I participated in a men’s bible study and David was the subject character. I did not feel comfortable. I felt out of place and like I stood out (even though there were 3 or 4 other women who sat in on the bible study). But I did it because I knew God wanted me to stay with the teacher who was leading the class. I fought against my tendencies rather than God and obeyed. I obeyed.
Throughout this bible study, I fell in love with David as a man – not romantically, but just his heart in general. It started when David told Goliath he was going to cut his head off and feed it to the birds. Right after he told Saul he didn’t want his armor to fight Goliath. But he messed up…a lot and terribly. At times I was furious with him (how could he do what he did to Uriah and sleep with Bathsheba like that!).

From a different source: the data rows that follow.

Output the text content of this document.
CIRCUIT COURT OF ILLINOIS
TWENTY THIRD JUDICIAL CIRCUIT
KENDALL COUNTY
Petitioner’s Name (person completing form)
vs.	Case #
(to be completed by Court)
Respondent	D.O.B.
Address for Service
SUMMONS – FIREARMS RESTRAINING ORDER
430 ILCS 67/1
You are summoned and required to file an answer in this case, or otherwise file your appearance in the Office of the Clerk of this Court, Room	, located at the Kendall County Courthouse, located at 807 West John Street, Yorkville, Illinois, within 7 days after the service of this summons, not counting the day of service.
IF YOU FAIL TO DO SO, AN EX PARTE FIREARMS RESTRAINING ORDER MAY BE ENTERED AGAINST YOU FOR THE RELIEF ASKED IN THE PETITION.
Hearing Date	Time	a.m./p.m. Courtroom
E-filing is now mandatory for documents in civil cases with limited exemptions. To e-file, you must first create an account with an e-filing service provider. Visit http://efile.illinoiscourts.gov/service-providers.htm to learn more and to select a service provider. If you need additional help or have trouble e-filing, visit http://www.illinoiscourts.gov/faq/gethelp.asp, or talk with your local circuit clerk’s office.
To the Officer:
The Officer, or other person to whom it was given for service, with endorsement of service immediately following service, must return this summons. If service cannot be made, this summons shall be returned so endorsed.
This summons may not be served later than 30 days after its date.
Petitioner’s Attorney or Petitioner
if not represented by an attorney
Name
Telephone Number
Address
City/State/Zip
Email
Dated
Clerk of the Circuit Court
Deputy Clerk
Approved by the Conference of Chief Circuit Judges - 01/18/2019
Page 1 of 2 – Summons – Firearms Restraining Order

Other times I truly felt sorry for him (when King Achish asked him where he’d been and he told him he’d been killing so-and-so people all day long…and nobody thought twice about it…talk about a serious case of neglected PTSD).

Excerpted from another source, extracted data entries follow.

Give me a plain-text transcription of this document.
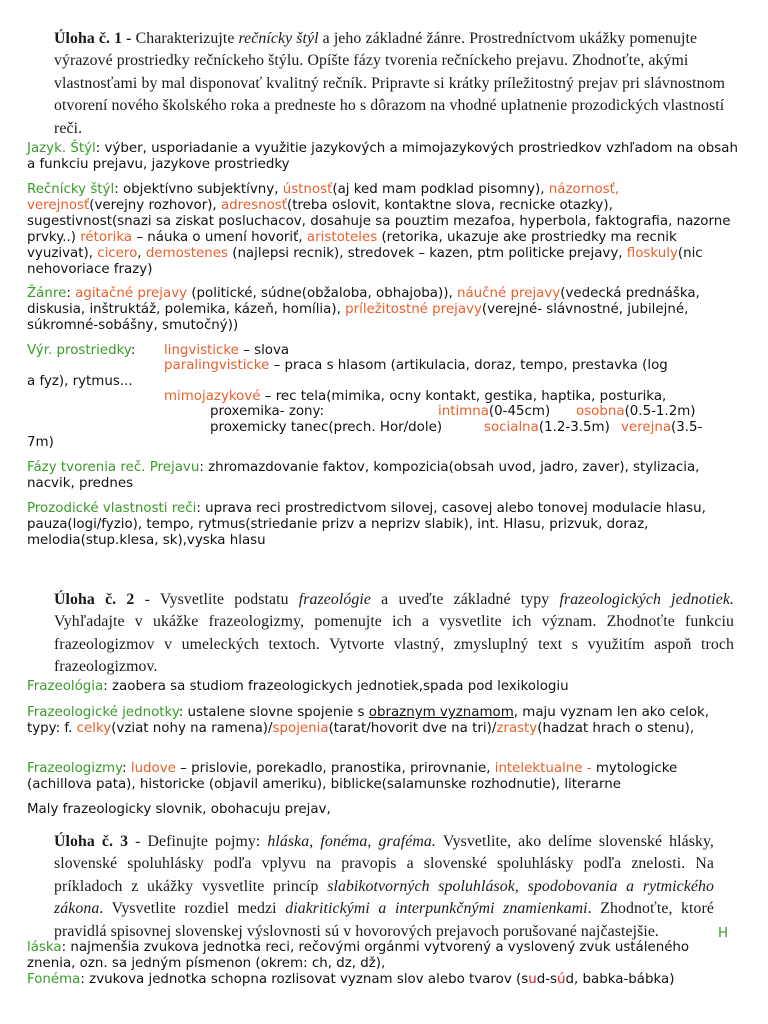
Úloha č. 1 - Charakterizujte rečnícky štýl a jeho základné žánre. Prostredníctvom ukážky pomenujte výrazové prostriedky rečníckeho štýlu. Opíšte fázy tvorenia rečníckeho prejavu. Zhodnoťte, akými vlastnosťami by mal disponovať kvalitný rečník. Pripravte si krátky príležitostný prejav pri slávnostnom otvorení nového školského roka a predneste ho s dôrazom na vhodné uplatnenie prozodických vlastností reči.

Jazyk. Štýl: výber, usporiadanie a využitie jazykových a mimojazykových prostriedkov vzhľadom na obsah a funkciu prejavu, jazykove prostriedky

Rečnícky štýl: objektívno subjektívny, ústnosť(aj ked mam podklad pisomny), názornosť, verejnosť(verejny rozhovor), adresnosť(treba oslovit, kontaktne slova, recnicke otazky), sugestivnost(snazi sa ziskat posluchacov, dosahuje sa pouztim mezafoa, hyperbola, faktografia, nazorne prvky..) rétorika – náuka o umení hovoriť, aristoteles (retorika, ukazuje ake prostriedky ma recnik vyuzivat), cicero, demostenes (najlepsi recnik), stredovek – kazen, ptm politicke prejavy, floskuly(nic nehovoriace frazy)

Žánre: agitačné prejavy (politické, súdne(obžaloba, obhajoba)), náučné prejavy(vedecká prednáška, diskusia, inštruktáž, polemika, kázeň, homília), príležitostné prejavy(verejné- slávnostné, jubilejné, súkromné-sobášny, smutočný))

Výr. prostriedky: lingvisticke – slova
paralingvisticke – praca s hlasom (artikulacia, doraz, tempo, prestavka (log
a fyz), rytmus...
mimojazykové – rec tela(mimika, ocny kontakt, gestika, haptika, posturika,
proxemika- zony:	intimna(0-45cm) osobna(0.5-1.2m)
proxemicky tanec(prech. Hor/dole)	socialna(1.2-3.5m) verejna(3.5-
7m)

Fázy tvorenia reč. Prejavu: zhromazdovanie faktov, kompozicia(obsah uvod, jadro, zaver), stylizacia, nacvik, prednes

Prozodické vlastnosti reči: uprava reci prostredictvom silovej, casovej alebo tonovej modulacie hlasu, pauza(logi/fyzio), tempo, rytmus(striedanie prizv a neprizv slabik), int. Hlasu, prizvuk, doraz, melodia(stup.klesa, sk),vyska hlasu

Úloha č. 2 - Vysvetlite podstatu frazeológie a uveďte základné typy frazeologických jednotiek. Vyhľadajte v ukážke frazeologizmy, pomenujte ich a vysvetlite ich význam. Zhodnoťte funkciu frazeologizmov v umeleckých textoch. Vytvorte vlastný, zmysluplný text s využitím aspoň troch frazeologizmov.

Frazeológia: zaobera sa studiom frazeologickych jednotiek,spada pod lexikologiu

Frazeologické jednotky: ustalene slovne spojenie s obraznym vyznamom, maju vyznam len ako celok, typy: f. celky(vziat nohy na ramena)/spojenia(tarat/hovorit dve na tri)/zrasty(hadzat hrach o stenu),

Frazeologizmy: ludove – prislovie, porekadlo, pranostika, prirovnanie, intelektualne - mytologicke (achillova pata), historicke (objavil ameriku), biblicke(salamunske rozhodnutie), literarne

Maly frazeologicky slovnik, obohacuju prejav,

Úloha č. 3 - Definujte pojmy: hláska, fonéma, grafémа. Vysvetlite, ako delíme slovenské hlásky, slovenské spoluhlásky podľa vplyvu na pravopis a slovenské spoluhlásky podľa znelosti. Na príkladoch z ukážky vysvetlite princíp slabikotvorných spoluhlások, spodobovania a rytmického zákona. Vysvetlite rozdiel medzi diakritickými a interpunkčnými znamienkami. Zhodnoťte, ktoré pravidlá spisovnej slovenskej výslovnosti sú v hovorových prejavoch porušované najčastejšie.	H

láska: najmenšia zvukova jednotka reci, rečovými orgánmi vytvorený a vyslovený zvuk ustáleného znenia, ozn. sa jedným písmenon (okrem: ch, dz, dž),

Fonéma: zvukova jednotka schopna rozlisovat vyznam slov alebo tvarov (sud-súd, babka-bábka)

There’s nobody else like David in the bible. God compared a lot of kings to David after his reign ended. I had to admit…I wondered why. Not because I was judging, but because I’ve been taught that right-standing with God requires right behavior. While reading the entire story of David, it became evident that this wasn’t true. Then it also became evident that a heart for God, His commandments, and His agenda and respect for His agenda were more pleasing to Him than a sinless life. When you have a heart for God, no sin will keep you from God. You will repent and do what you have to do in order to draw close to Him again.
His psalms made me wonder if he became extra proficient with handling his sheep out in the field so he could devote more of his time to singing praises to God out in open fields. They made me wonder if God had ever revealed to him while he was still a boy that he would be a king someday. They made me wonder what happened to David that – despite how much he messed up or how people turned on him – he did not give up on God. They made me wonder how I too, despite my flaws and human condition, can be willing, yielding and ready – to love God, to His agenda, and to do what He tells me to do. Whatever that may be.
I’m getting there. When I arrive, I’ll tell you all about it.